MARCO BREUER | Nature of the Pencil - Installations shots






Marco Breuer in Conversation with Brett Littman @ SVA

Marco Breuer in Conversation with Brett Littman
  
Photographer Marco Breuer will speak about his body of work and his current exhibition at Von Lintel Gallery in New York with curator and critic Brett Littman. Breuer's solo exhibition, "Nature of the Pencil," will be on view through December 4, 2010.  Born in Germany, Breuer has work in numerous museum collections including The Museum of Modern Art, New York; the New York Public Library; and the San Francisco Museum of Modern Art. Brett Littman is the executive director of The Drawing Center in New York and the former deputy director at P.S.1 Contemporary Art Center.
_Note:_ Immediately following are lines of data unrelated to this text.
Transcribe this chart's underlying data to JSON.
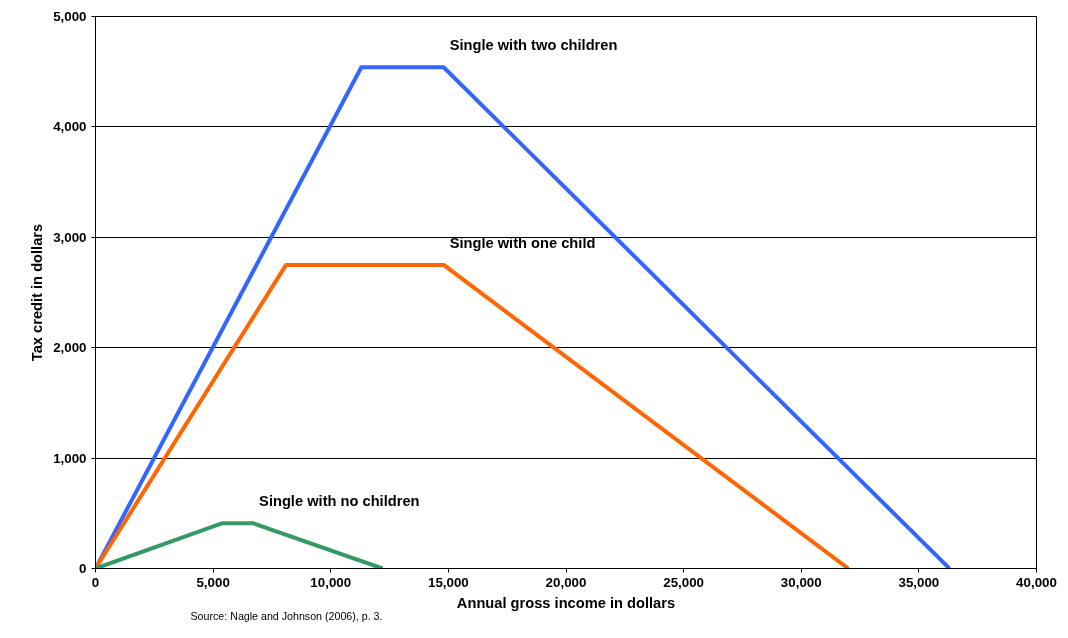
{
  "chart_data": {
    "type": "line",
    "xlabel": "Annual gross income in dollars",
    "ylabel": "Tax credit in dollars",
    "xlim": [
      0,
      40000
    ],
    "xticks": [
      {
        "value": 0,
        "label": "0"
      },
      {
        "value": 5000,
        "label": "5,000"
      },
      {
        "value": 10000,
        "label": "10,000"
      },
      {
        "value": 15000,
        "label": "15,000"
      },
      {
        "value": 20000,
        "label": "20,000"
      },
      {
        "value": 25000,
        "label": "25,000"
      },
      {
        "value": 30000,
        "label": "30,000"
      },
      {
        "value": 35000,
        "label": "35,000"
      },
      {
        "value": 40000,
        "label": "40,000"
      }
    ],
    "ylim": [
      0,
      5000
    ],
    "yticks": [
      {
        "value": 0,
        "label": "0"
      },
      {
        "value": 1000,
        "label": "1,000"
      },
      {
        "value": 2000,
        "label": "2,000"
      },
      {
        "value": 3000,
        "label": "3,000"
      },
      {
        "value": 4000,
        "label": "4,000"
      },
      {
        "value": 5000,
        "label": "5,000"
      }
    ],
    "grid": "y",
    "marker": "none",
    "line_style": "solid",
    "series": [
      {
        "name": "Single with two children",
        "color": "#3366ff",
        "x": [
          0,
          11300,
          14800,
          36300
        ],
        "values": [
          0,
          4540,
          4540,
          0
        ]
      },
      {
        "name": "Single with one child",
        "color": "#ff6600",
        "x": [
          0,
          8100,
          14800,
          32000
        ],
        "values": [
          0,
          2750,
          2750,
          0
        ]
      },
      {
        "name": "Single with no children",
        "color": "#339966",
        "x": [
          0,
          5400,
          6700,
          12200
        ],
        "values": [
          0,
          410,
          410,
          0
        ]
      }
    ],
    "annotations": [
      "Source: Nagle and Johnson (2006), p. 3."
    ]
  }
}
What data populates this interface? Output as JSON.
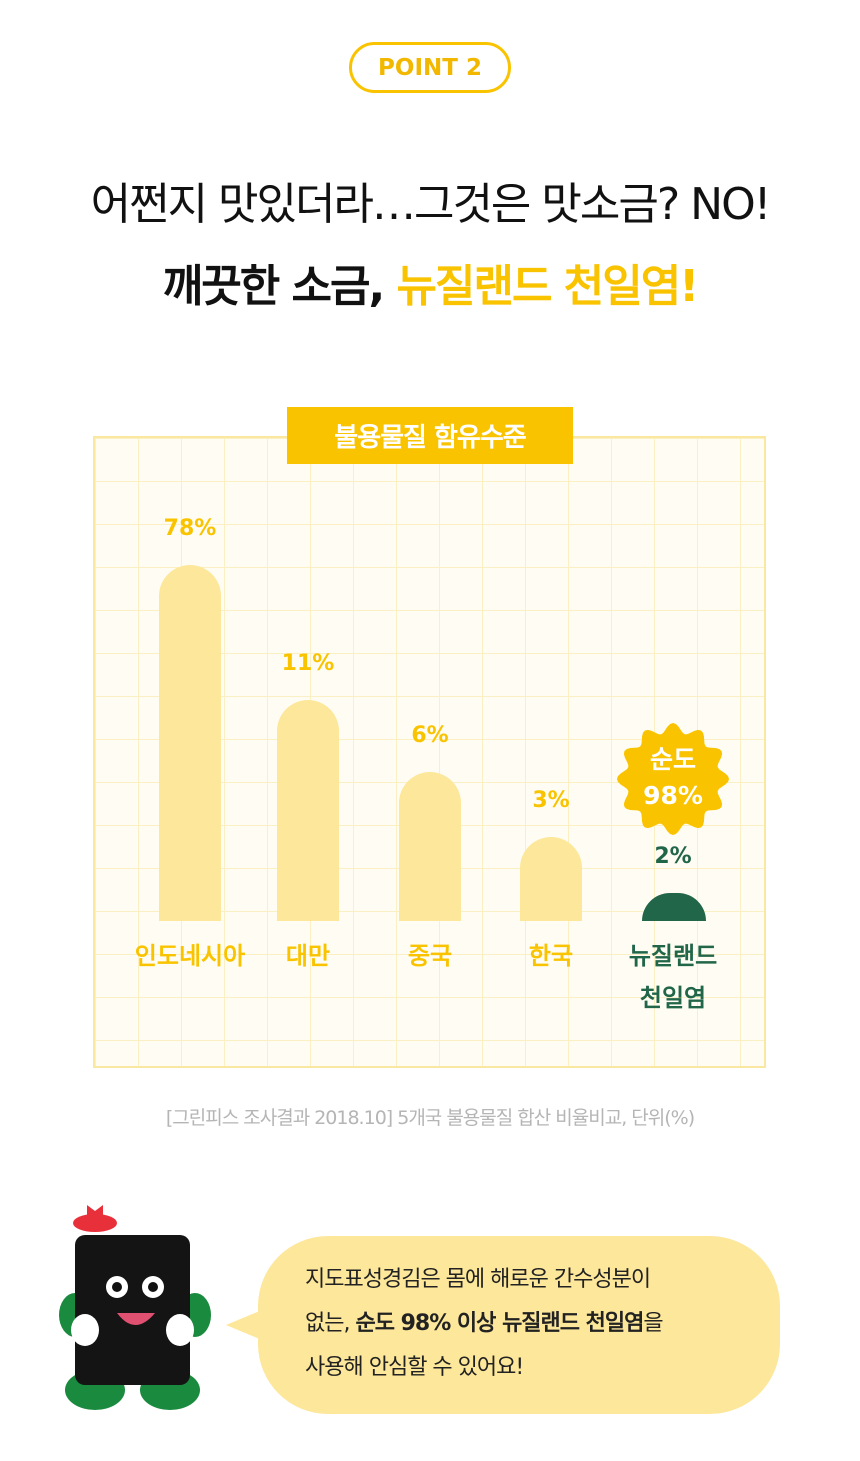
{
  "badge_point": "POINT 2",
  "headline": "어쩐지 맛있더라…그것은 맛소금? NO!",
  "subheadline": {
    "black": "깨끗한 소금, ",
    "yellow": "뉴질랜드 천일염!"
  },
  "chart_data": {
    "type": "bar",
    "title": "불용물질 함유수준",
    "categories": [
      "인도네시아",
      "대만",
      "중국",
      "한국",
      "뉴질랜드 천일염"
    ],
    "values": [
      78,
      11,
      6,
      3,
      2
    ],
    "value_labels": [
      "78%",
      "11%",
      "6%",
      "3%",
      "2%"
    ],
    "unit": "%",
    "grid": true,
    "colors": {
      "bar": "#fde79a",
      "highlight": "#22664a",
      "accent": "#f9c300"
    },
    "highlight_badge": {
      "line1": "순도",
      "line2": "98%"
    }
  },
  "last_cat": {
    "line1": "뉴질랜드",
    "line2": "천일염"
  },
  "source_note": "[그린피스 조사결과 2018.10] 5개국 불용물질 합산 비율비교, 단위(%)",
  "speech": {
    "line1": "지도표성경김은 몸에 해로운 간수성분이",
    "line2_pre": "없는, ",
    "line2_bold": "순도 98% 이상 뉴질랜드 천일염",
    "line2_post": "을",
    "line3": "사용해 안심할 수 있어요!"
  },
  "mascot_icon": "seaweed-mascot"
}
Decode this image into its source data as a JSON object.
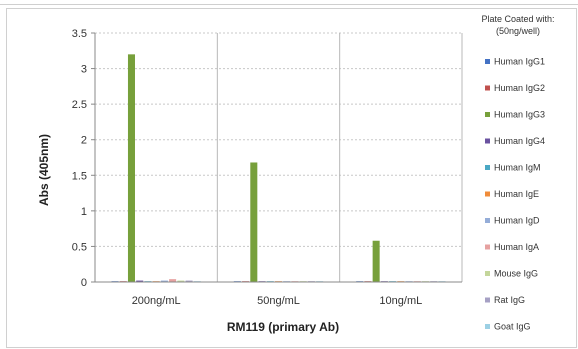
{
  "chart_data": {
    "type": "bar",
    "title": "",
    "xlabel": "RM119 (primary Ab)",
    "ylabel": "Abs (405nm)",
    "ylim": [
      0,
      3.5
    ],
    "yticks": [
      "0",
      "0.5",
      "1",
      "1.5",
      "2",
      "2.5",
      "3",
      "3.5"
    ],
    "ytick_values": [
      0,
      0.5,
      1,
      1.5,
      2,
      2.5,
      3,
      3.5
    ],
    "grid": true,
    "legend_position": "right",
    "legend_title": [
      "Plate Coated with:",
      "(50ng/well)"
    ],
    "categories": [
      "200ng/mL",
      "50ng/mL",
      "10ng/mL"
    ],
    "series": [
      {
        "name": "Human IgG1",
        "color": "#4472c4",
        "values": [
          0.01,
          0.01,
          0.01
        ]
      },
      {
        "name": "Human IgG2",
        "color": "#c0504d",
        "values": [
          0.01,
          0.01,
          0.01
        ]
      },
      {
        "name": "Human IgG3",
        "color": "#77a03b",
        "values": [
          3.2,
          1.68,
          0.58
        ]
      },
      {
        "name": "Human IgG4",
        "color": "#6a52a0",
        "values": [
          0.02,
          0.01,
          0.01
        ]
      },
      {
        "name": "Human IgM",
        "color": "#4aa8c4",
        "values": [
          0.01,
          0.01,
          0.01
        ]
      },
      {
        "name": "Human IgE",
        "color": "#f08c3a",
        "values": [
          0.01,
          0.01,
          0.01
        ]
      },
      {
        "name": "Human IgD",
        "color": "#95add8",
        "values": [
          0.02,
          0.01,
          0.01
        ]
      },
      {
        "name": "Human IgA",
        "color": "#e6a1a0",
        "values": [
          0.04,
          0.01,
          0.01
        ]
      },
      {
        "name": "Mouse IgG",
        "color": "#c4d69b",
        "values": [
          0.02,
          0.01,
          0.01
        ]
      },
      {
        "name": "Rat IgG",
        "color": "#a6a0c4",
        "values": [
          0.02,
          0.01,
          0.01
        ]
      },
      {
        "name": "Goat IgG",
        "color": "#9cd0e4",
        "values": [
          0.01,
          0.01,
          0.01
        ]
      }
    ]
  }
}
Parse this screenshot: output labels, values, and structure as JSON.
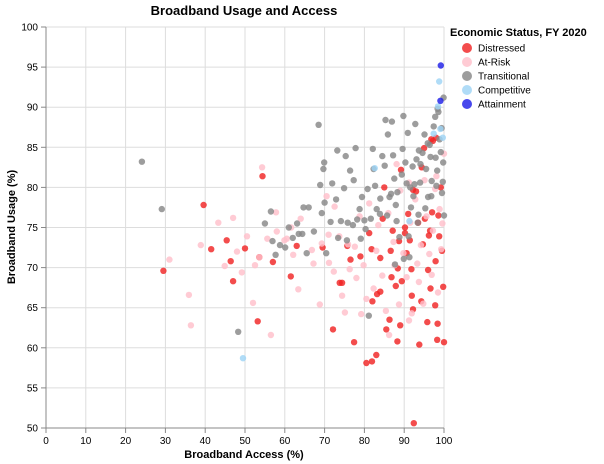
{
  "colors": {
    "Distressed": "#f02424",
    "At-Risk": "#ffc0cb",
    "Transitional": "#888888",
    "Competitive": "#9fd4f5",
    "Attainment": "#1f1fe8"
  },
  "chart_data": {
    "type": "scatter",
    "title": "Broadband Usage and Access",
    "xlabel": "Broadband Access (%)",
    "ylabel": "Broadband Usage (%)",
    "xlim": [
      0,
      100
    ],
    "ylim": [
      50,
      100
    ],
    "xticks": [
      "0",
      "10",
      "20",
      "30",
      "40",
      "50",
      "60",
      "70",
      "80",
      "90",
      "100"
    ],
    "yticks": [
      "50",
      "55",
      "60",
      "65",
      "70",
      "75",
      "80",
      "85",
      "90",
      "95",
      "100"
    ],
    "grid": true,
    "legend": {
      "title": "Economic Status, FY 2020",
      "position": "right"
    },
    "series": [
      {
        "name": "Distressed",
        "points": [
          [
            29.5,
            69.6
          ],
          [
            39.6,
            77.8
          ],
          [
            41.5,
            72.3
          ],
          [
            45.4,
            73.4
          ],
          [
            46.4,
            70.8
          ],
          [
            47,
            68.3
          ],
          [
            50,
            72.4
          ],
          [
            53.2,
            63.3
          ],
          [
            53.6,
            71.3
          ],
          [
            54.4,
            81.4
          ],
          [
            57,
            70.7
          ],
          [
            61.5,
            68.9
          ],
          [
            63,
            72.7
          ],
          [
            69.5,
            72.5
          ],
          [
            72.1,
            62.3
          ],
          [
            73.8,
            68.1
          ],
          [
            74.4,
            68.1
          ],
          [
            75.7,
            72.7
          ],
          [
            76.5,
            71
          ],
          [
            77.4,
            60.7
          ],
          [
            79,
            71.4
          ],
          [
            80.5,
            58.1
          ],
          [
            81.2,
            74.3
          ],
          [
            81.9,
            58.3
          ],
          [
            81.8,
            72.3
          ],
          [
            82,
            65.8
          ],
          [
            83,
            59.1
          ],
          [
            83.2,
            66.7
          ],
          [
            84,
            67
          ],
          [
            84,
            71.2
          ],
          [
            85.5,
            62.3
          ],
          [
            85,
            80
          ],
          [
            86.3,
            63.5
          ],
          [
            86.8,
            68.8
          ],
          [
            87.1,
            74.6
          ],
          [
            87.9,
            67.7
          ],
          [
            88.3,
            60.8
          ],
          [
            89,
            62.8
          ],
          [
            88.7,
            73.3
          ],
          [
            89.4,
            68.3
          ],
          [
            90.2,
            74.3
          ],
          [
            90.2,
            75
          ],
          [
            90.6,
            71.8
          ],
          [
            91.4,
            73.4
          ],
          [
            91.8,
            69.8
          ],
          [
            92.4,
            50.6
          ],
          [
            92.2,
            64.8
          ],
          [
            91.9,
            66.5
          ],
          [
            93.5,
            75.6
          ],
          [
            93,
            79.5
          ],
          [
            93.8,
            60.4
          ],
          [
            94.3,
            65.8
          ],
          [
            94.7,
            72.9
          ],
          [
            95.2,
            76.1
          ],
          [
            95.8,
            63.2
          ],
          [
            96,
            69.7
          ],
          [
            96.2,
            74
          ],
          [
            96.5,
            74.6
          ],
          [
            96.6,
            67.4
          ],
          [
            97.2,
            85.8
          ],
          [
            97.8,
            65.3
          ],
          [
            97.9,
            70.8
          ],
          [
            98.3,
            61
          ],
          [
            98.4,
            63
          ],
          [
            98.6,
            76.5
          ],
          [
            98.8,
            73.9
          ],
          [
            99.2,
            80
          ],
          [
            99.5,
            72.1
          ],
          [
            99.8,
            67.6
          ],
          [
            100,
            60.7
          ],
          [
            98,
            86.2
          ],
          [
            96.8,
            86
          ],
          [
            95,
            84.9
          ],
          [
            89.2,
            82.2
          ],
          [
            84.6,
            76.1
          ],
          [
            92.2,
            79.7
          ],
          [
            86.6,
            72.1
          ],
          [
            88.4,
            69.9
          ],
          [
            94.4,
            82.5
          ],
          [
            91,
            76.7
          ],
          [
            97,
            76.9
          ]
        ]
      },
      {
        "name": "At-Risk",
        "points": [
          [
            31,
            71
          ],
          [
            35.9,
            66.6
          ],
          [
            36.4,
            62.8
          ],
          [
            38.9,
            72.8
          ],
          [
            43.3,
            75.6
          ],
          [
            44.9,
            70.2
          ],
          [
            47,
            76.2
          ],
          [
            48,
            72
          ],
          [
            49.2,
            69.4
          ],
          [
            50.5,
            73.9
          ],
          [
            52,
            65.6
          ],
          [
            52.5,
            70.3
          ],
          [
            53.6,
            71.3
          ],
          [
            54.3,
            82.5
          ],
          [
            55.6,
            73.6
          ],
          [
            56.5,
            61.6
          ],
          [
            58,
            74.5
          ],
          [
            59.9,
            73.4
          ],
          [
            61.6,
            75
          ],
          [
            62.1,
            71.6
          ],
          [
            63.4,
            67.3
          ],
          [
            64,
            76.1
          ],
          [
            66.8,
            72.2
          ],
          [
            67.2,
            70.5
          ],
          [
            68.8,
            65.4
          ],
          [
            69.3,
            73
          ],
          [
            71,
            74.1
          ],
          [
            71.1,
            70.6
          ],
          [
            72.3,
            69.5
          ],
          [
            72.5,
            77.6
          ],
          [
            73.7,
            73.9
          ],
          [
            74.4,
            66.5
          ],
          [
            75.1,
            64.4
          ],
          [
            76.3,
            69.8
          ],
          [
            77.6,
            72.6
          ],
          [
            78,
            68.7
          ],
          [
            78.8,
            76.4
          ],
          [
            79.2,
            64.2
          ],
          [
            79.8,
            70.3
          ],
          [
            80.5,
            66.1
          ],
          [
            81.2,
            78
          ],
          [
            82.3,
            67.4
          ],
          [
            83,
            72.1
          ],
          [
            83.5,
            75.3
          ],
          [
            84.5,
            69
          ],
          [
            85.4,
            64.6
          ],
          [
            86,
            76.8
          ],
          [
            86.2,
            61.6
          ],
          [
            87.3,
            73.2
          ],
          [
            87.6,
            70.3
          ],
          [
            88.7,
            65.4
          ],
          [
            89,
            79.6
          ],
          [
            89.8,
            71.8
          ],
          [
            90.6,
            68.8
          ],
          [
            91.5,
            75.6
          ],
          [
            91.2,
            63.4
          ],
          [
            91.9,
            64.3
          ],
          [
            92.8,
            78.5
          ],
          [
            93.3,
            70.5
          ],
          [
            93.7,
            68.2
          ],
          [
            94.2,
            72.8
          ],
          [
            94.8,
            65.5
          ],
          [
            95.1,
            80.9
          ],
          [
            95.6,
            76.4
          ],
          [
            96.3,
            71.7
          ],
          [
            96.9,
            69.1
          ],
          [
            97.2,
            74.6
          ],
          [
            97.8,
            79.8
          ],
          [
            98.1,
            81.4
          ],
          [
            98.5,
            66.9
          ],
          [
            98.9,
            77.3
          ],
          [
            99.3,
            72.3
          ],
          [
            99.6,
            75.5
          ],
          [
            100,
            84.2
          ],
          [
            60.5,
            73.6
          ],
          [
            57.8,
            76.9
          ],
          [
            70.5,
            78.9
          ],
          [
            75.9,
            72.9
          ],
          [
            88.1,
            82.9
          ],
          [
            91.2,
            80.6
          ]
        ]
      },
      {
        "name": "Transitional",
        "points": [
          [
            24.1,
            83.2
          ],
          [
            29.1,
            77.3
          ],
          [
            48.3,
            62
          ],
          [
            55,
            75.5
          ],
          [
            56.5,
            77
          ],
          [
            63.1,
            75.5
          ],
          [
            64.7,
            77.5
          ],
          [
            66,
            77.5
          ],
          [
            68.5,
            87.8
          ],
          [
            68.9,
            80.3
          ],
          [
            69.7,
            82.3
          ],
          [
            69.9,
            83.1
          ],
          [
            70,
            78.1
          ],
          [
            70.4,
            71.8
          ],
          [
            71.9,
            80.5
          ],
          [
            72.9,
            78.5
          ],
          [
            73.2,
            84.6
          ],
          [
            74.1,
            75.8
          ],
          [
            74.9,
            79.9
          ],
          [
            75.8,
            75.6
          ],
          [
            75.3,
            83.9
          ],
          [
            76.4,
            82.1
          ],
          [
            77.3,
            80.9
          ],
          [
            77.8,
            84.9
          ],
          [
            78.2,
            76
          ],
          [
            78.8,
            77.3
          ],
          [
            79.4,
            78.8
          ],
          [
            80.3,
            74.8
          ],
          [
            80.8,
            79.8
          ],
          [
            81.1,
            64
          ],
          [
            81.6,
            76.1
          ],
          [
            82.3,
            82.3
          ],
          [
            82.7,
            80.2
          ],
          [
            83.1,
            77.3
          ],
          [
            84,
            78.6
          ],
          [
            84.5,
            83.9
          ],
          [
            85.3,
            88.4
          ],
          [
            85.7,
            76.5
          ],
          [
            86.3,
            78.8
          ],
          [
            86.7,
            79.2
          ],
          [
            87.2,
            84
          ],
          [
            87.5,
            81.1
          ],
          [
            87.9,
            77.8
          ],
          [
            88.3,
            79.4
          ],
          [
            88.8,
            73.8
          ],
          [
            89.4,
            81.6
          ],
          [
            89.8,
            88.9
          ],
          [
            90.3,
            83.1
          ],
          [
            90.6,
            80.5
          ],
          [
            91.1,
            73.9
          ],
          [
            91.5,
            80
          ],
          [
            92.1,
            82.6
          ],
          [
            92.3,
            78.9
          ],
          [
            92.8,
            87.9
          ],
          [
            93.1,
            83.5
          ],
          [
            93.6,
            76.6
          ],
          [
            94,
            80.6
          ],
          [
            94.6,
            84.3
          ],
          [
            95.1,
            86.6
          ],
          [
            95.5,
            82.3
          ],
          [
            96,
            78.8
          ],
          [
            96.4,
            85.3
          ],
          [
            96.9,
            80.8
          ],
          [
            97.4,
            87.6
          ],
          [
            97.9,
            83.7
          ],
          [
            98.3,
            82.1
          ],
          [
            98.6,
            89.4
          ],
          [
            98.9,
            86
          ],
          [
            99.2,
            84.4
          ],
          [
            99.5,
            79.3
          ],
          [
            99.8,
            83.1
          ],
          [
            100,
            76.5
          ],
          [
            99.9,
            91.2
          ],
          [
            99.4,
            87.4
          ],
          [
            97.8,
            88.8
          ],
          [
            96.6,
            83.8
          ],
          [
            95.9,
            85.5
          ],
          [
            94.1,
            82.9
          ],
          [
            93.7,
            84.6
          ],
          [
            92.6,
            80.4
          ],
          [
            91.7,
            77.5
          ],
          [
            90.9,
            86.8
          ],
          [
            89.6,
            84.8
          ],
          [
            88.1,
            75.8
          ],
          [
            86.9,
            88.2
          ],
          [
            85.1,
            82.7
          ],
          [
            83.9,
            76.7
          ],
          [
            82.1,
            84.8
          ],
          [
            80,
            75.9
          ],
          [
            79.1,
            73.6
          ],
          [
            77.1,
            75.3
          ],
          [
            75.6,
            73.4
          ],
          [
            73.4,
            73.7
          ],
          [
            71.5,
            75.7
          ],
          [
            69.3,
            76.8
          ],
          [
            67.3,
            74.5
          ],
          [
            65.5,
            71.8
          ],
          [
            64.4,
            74.2
          ],
          [
            63.5,
            74.2
          ],
          [
            62,
            73.7
          ],
          [
            61,
            75
          ],
          [
            60.1,
            72.5
          ],
          [
            58.8,
            72.8
          ],
          [
            57.7,
            71.6
          ],
          [
            56.9,
            73.3
          ],
          [
            85.9,
            86.6
          ],
          [
            96.8,
            78.9
          ],
          [
            98.1,
            80.2
          ],
          [
            99.7,
            80.7
          ],
          [
            95.3,
            77.4
          ],
          [
            93.4,
            75.6
          ],
          [
            91.3,
            71.3
          ],
          [
            89.9,
            71.1
          ],
          [
            87.7,
            70.4
          ],
          [
            98.4,
            89.8
          ]
        ]
      },
      {
        "name": "Competitive",
        "points": [
          [
            49.5,
            58.7
          ],
          [
            82.6,
            82.4
          ],
          [
            91.3,
            75.8
          ],
          [
            97.4,
            86.7
          ],
          [
            98.5,
            90.1
          ],
          [
            98.8,
            93.2
          ],
          [
            99.7,
            86.2
          ],
          [
            99.1,
            87.3
          ]
        ]
      },
      {
        "name": "Attainment",
        "points": [
          [
            99.2,
            95.2
          ],
          [
            99.1,
            90.8
          ]
        ]
      }
    ]
  }
}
Presented by the BFA Photography Department and Dear Dave, magazine.

Tuesday, November 16, 7pm
SVA Theatre, 333 West 23 Street
Free and open to the public

Tuesday, November 2, 2010

MARCO BREUER | Nature of the Pencil - New Yorker review

 
Although it may not be exactly accurate to call Breuer a photographer—he uses photographic paper but no camera—it's still surprising to see his excellent new show described as a "drawing installation." His work, like Vik Muniz's, has a strong graphic element, but the effect of Breuer's mark-making relies on the unique properties of photosensitive paper exposed to light. For the work here, he's scraped, scratched, and incised color papers to produce a series of unique, compact abstractions that buzz with energy. They’re hung on a thick band of blackboard paint full of chalk erasures and notations (e.g. "Chance-Control") that suggest not a schoolroom but a mad scientist's lab. Through Dec. 4.